Pelaksanaan metode sebagaimana telah dipaparkan diatas ditegakkannya demi mencapai kesejahteraan anak dengan berdasar prinsip kepentingan terbaik bagi anak. Dengan kata lain, diversi tersebut berdasarkan pada perlindungan anak dan pemenuhan hak-hak anak (protection child and fullfilment child rights based approuch). Deklarasi Hak-Hak Anak tahun 1959 dapat dirujuk untuk memaknai prinsip kepentingan terbaik untuk anak. Prinsip kedua menyatakan bahwa anak-anak seharusnya menikmati perlindungan khusus dan diberikan kesempatan dan fasilitas melalui upaya hukum maupun upaya lain sehingga memungkinkan anak terbangun fisik, mental, moral, spiritual dan sosialnya dalam mewujudkan kebebasan dan kehormatan anak. Dalan kerangka hak sipil dan politik, prinsip ini dapat dijumpai dalam 2 (dua) Komentar Umum Komisi Hak Asasi Manusia (General Comments Human Rights Committee) khsususnya Komentar Umum Nomor 17 dan 19) sebagai upaya Komisi melakukan interpretasi hukum atas prinsip kepentingan terbaik anak dalam kasus terpisahnya anak dari lingkungan orang tua (parental separation or divorce).Dalam kerangka ini, pendekatan kesejahteraan dapat dijadikan sebagai dasar filosofi penanganan terhadap pelanggaran hukum usia anak.
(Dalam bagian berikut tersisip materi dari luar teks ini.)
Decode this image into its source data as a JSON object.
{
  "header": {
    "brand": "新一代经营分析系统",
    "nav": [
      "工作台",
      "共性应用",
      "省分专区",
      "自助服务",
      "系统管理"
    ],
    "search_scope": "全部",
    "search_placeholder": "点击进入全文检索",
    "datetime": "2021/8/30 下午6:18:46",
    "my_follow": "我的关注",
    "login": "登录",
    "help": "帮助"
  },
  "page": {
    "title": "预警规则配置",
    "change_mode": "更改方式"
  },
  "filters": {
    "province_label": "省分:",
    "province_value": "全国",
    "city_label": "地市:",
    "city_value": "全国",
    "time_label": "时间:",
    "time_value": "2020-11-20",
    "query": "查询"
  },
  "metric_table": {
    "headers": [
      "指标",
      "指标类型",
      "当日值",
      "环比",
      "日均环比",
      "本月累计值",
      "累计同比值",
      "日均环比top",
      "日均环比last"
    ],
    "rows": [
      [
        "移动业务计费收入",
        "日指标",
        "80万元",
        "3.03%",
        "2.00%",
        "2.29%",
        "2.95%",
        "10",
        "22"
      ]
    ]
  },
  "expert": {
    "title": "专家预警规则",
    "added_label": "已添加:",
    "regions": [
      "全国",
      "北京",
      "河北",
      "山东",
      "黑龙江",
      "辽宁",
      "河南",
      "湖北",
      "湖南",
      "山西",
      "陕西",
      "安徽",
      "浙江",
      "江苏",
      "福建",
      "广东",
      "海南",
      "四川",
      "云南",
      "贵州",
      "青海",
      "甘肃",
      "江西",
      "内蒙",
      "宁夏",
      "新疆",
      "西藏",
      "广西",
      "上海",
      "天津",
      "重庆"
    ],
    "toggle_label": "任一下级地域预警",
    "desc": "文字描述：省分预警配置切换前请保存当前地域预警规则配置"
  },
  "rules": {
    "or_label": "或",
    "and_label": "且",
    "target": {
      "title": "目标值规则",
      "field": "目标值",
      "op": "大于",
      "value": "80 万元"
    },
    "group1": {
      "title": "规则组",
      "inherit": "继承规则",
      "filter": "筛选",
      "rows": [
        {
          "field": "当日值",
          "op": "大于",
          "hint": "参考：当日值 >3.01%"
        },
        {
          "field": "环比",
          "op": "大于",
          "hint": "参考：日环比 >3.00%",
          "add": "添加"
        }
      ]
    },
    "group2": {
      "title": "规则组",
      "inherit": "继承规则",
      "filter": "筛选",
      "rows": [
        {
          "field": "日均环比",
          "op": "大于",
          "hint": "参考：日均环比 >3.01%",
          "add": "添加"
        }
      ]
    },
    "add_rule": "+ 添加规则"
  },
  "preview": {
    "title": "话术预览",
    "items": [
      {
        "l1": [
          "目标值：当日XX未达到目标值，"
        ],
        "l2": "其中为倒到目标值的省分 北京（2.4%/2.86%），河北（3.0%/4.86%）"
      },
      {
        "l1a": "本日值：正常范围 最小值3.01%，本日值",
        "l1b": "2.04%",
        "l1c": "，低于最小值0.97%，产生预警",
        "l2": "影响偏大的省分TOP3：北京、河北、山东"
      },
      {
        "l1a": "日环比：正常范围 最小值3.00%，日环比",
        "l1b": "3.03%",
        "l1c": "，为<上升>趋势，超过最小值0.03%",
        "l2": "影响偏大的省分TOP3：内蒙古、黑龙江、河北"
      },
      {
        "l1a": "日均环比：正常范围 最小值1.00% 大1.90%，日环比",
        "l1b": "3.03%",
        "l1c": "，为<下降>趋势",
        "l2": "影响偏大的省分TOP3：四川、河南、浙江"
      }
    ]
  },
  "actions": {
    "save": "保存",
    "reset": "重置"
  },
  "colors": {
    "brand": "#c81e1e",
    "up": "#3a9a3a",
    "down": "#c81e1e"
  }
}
Pada prinsipnya pendekatan ini didasari 2 (dua) faktor sebagai berikut :
• Anak-anak dianggap belum mengerti benar kesalahan yang telah diperbuat,
sehingga sudah sepantasnya diberikan pengurangan hukuman, serta
pembedaan pemberian hukuman bagi anak-anak dengan orang dewasa
• Bila dibandingkan dengan orang dewasa, anak-anak diyakini lebih mudah
dibina dan disadarkan
Terkait permasalahan tersebut , di negara-negara Eropa terdapat 5 (lima) macam pendekatan yang biasanya digunakan untuk menangani pelaku pelanggaran hukum usia anak, yaitu :
• Pendekatan yang murni mengedepankan kesejahteraan anak
• Pendekatan kesejahteraan dengan intervensi hukum
• Pendekatan dengan menggunakan/berpatokan pada sistem peradilan
pidana semata
• Pendekatan edukatif dalam pemberian hukuman
• Pendekatan hukuman yang murni bersifat retributive
Berdasarkan pemikiran di atas, maka tindakan hukum yang dilakukan terhadap mereka yang berusia di bawah 18 tahun harus mempertimbangkan kepentingan terbaik anak. Hal ini didasari asumsi bahwa anak tidak dapat melakukan kejahatan atau doli incapax dan tidak dapat secara penuh bertanggung jawab atas tindakannya.34 Dengan demikian, pendekatan yang dapat digunakan untuk penanganan anak yang berkonflik dengan hukum berdasarkan praktek-praktek negara Eropa yang sesuai dengan nilai-nilai, prinsip-prinsip, dan norma KHA adalah pendekatan yang murni mengedepankan kesejahteraan anak (Pasal 3 ayat (1),(2),(3)) dan pendekatan kesejahteraan dengan intervnesi hukum (Pasal 37, Pasal 39, dan Pasal 40). Berangkat dari konsep ini, pendekatan dengan model penghukuman yang bersifat restoratif atau disebut restorative justice saat ini lebih layak diterapkan dalam menangani pelanggar hukum usia anak. Prinsip ini merupakan hasil eksplorasi dan perbandingan antara pendekatan kesejahteraan dan pendekatan keadilan. Restorative justice berlandaskan pada prinsip-prinsip due process yang sangat menghormati hak-hak hukum tersangka, seperti hak untuk diperlakukan sebagai orang yang tidak bersalah hingga vonis pengadilan menetapkan demikian, hak untuk membela diri, dan mendapatkan hukuman yang proposional dengan kejahatan yang dilakukannya.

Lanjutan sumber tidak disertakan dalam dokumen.